Developers interested in including this capability in their products, can take a look at our open-sourced integration on GitHub. The integration takes advantage of the Web Audio API and consists of loading a small script to the player and instancing it; it’s two lines of code to add to your existing solution. A detailed description is available in the linked repository, along with a demo page. I explain in more detail how this is implemented in my talk, above.

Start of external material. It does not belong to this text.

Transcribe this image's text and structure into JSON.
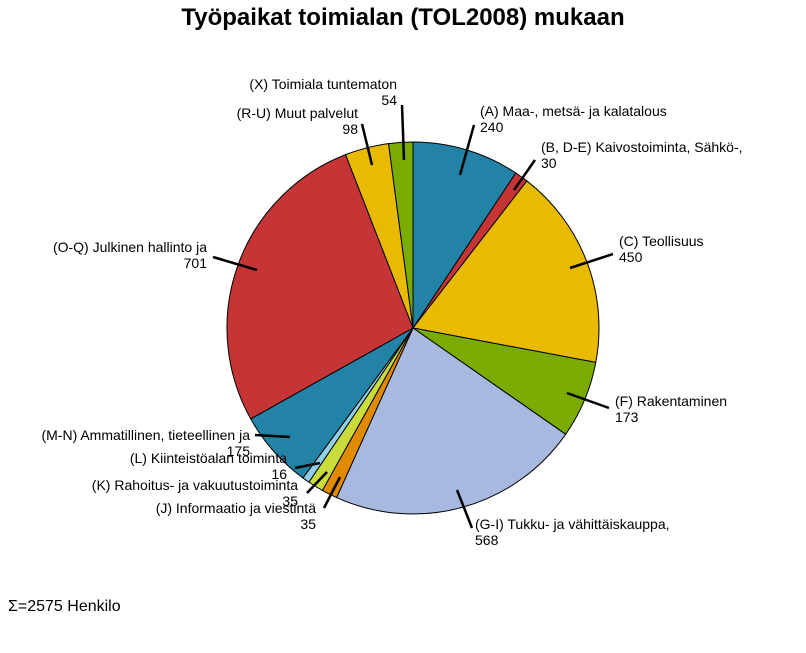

For now this remains a secondary add-on that still remains to be refined, but contributions are, as with all our open-source projects, very welcome. Like with many of our products, it’s ultimately our customers who get to decide which features we are going to develop further. So if you’re interested in spherical audio playback with your VR videos, get in touch with our team!
About Demuxed 2017
Demuxed 2017 was a really nice conference and I can only recommend everybody in video development to attend next year’s. Cool venue, nice people, perfect organization, and a great team behind it. As someone who doesn’t particularly enjoy being on stage, I’d say this was as good as it can get, and everybody who’s thinking about giving a talk there should give it a try. Many people also came to me afterwards or even contacted me online, telling me they enjoyed the talk, so thanks again to everybody! Of course there were lots of interesting talks, covering a broad spectrum of topics with a little weight on AV1 and HDR, which I encourage you to also take a look at. And make sure to check out Bitmovin Reinhard Grandl’s talk on Content-Based Bitrate Adaptation.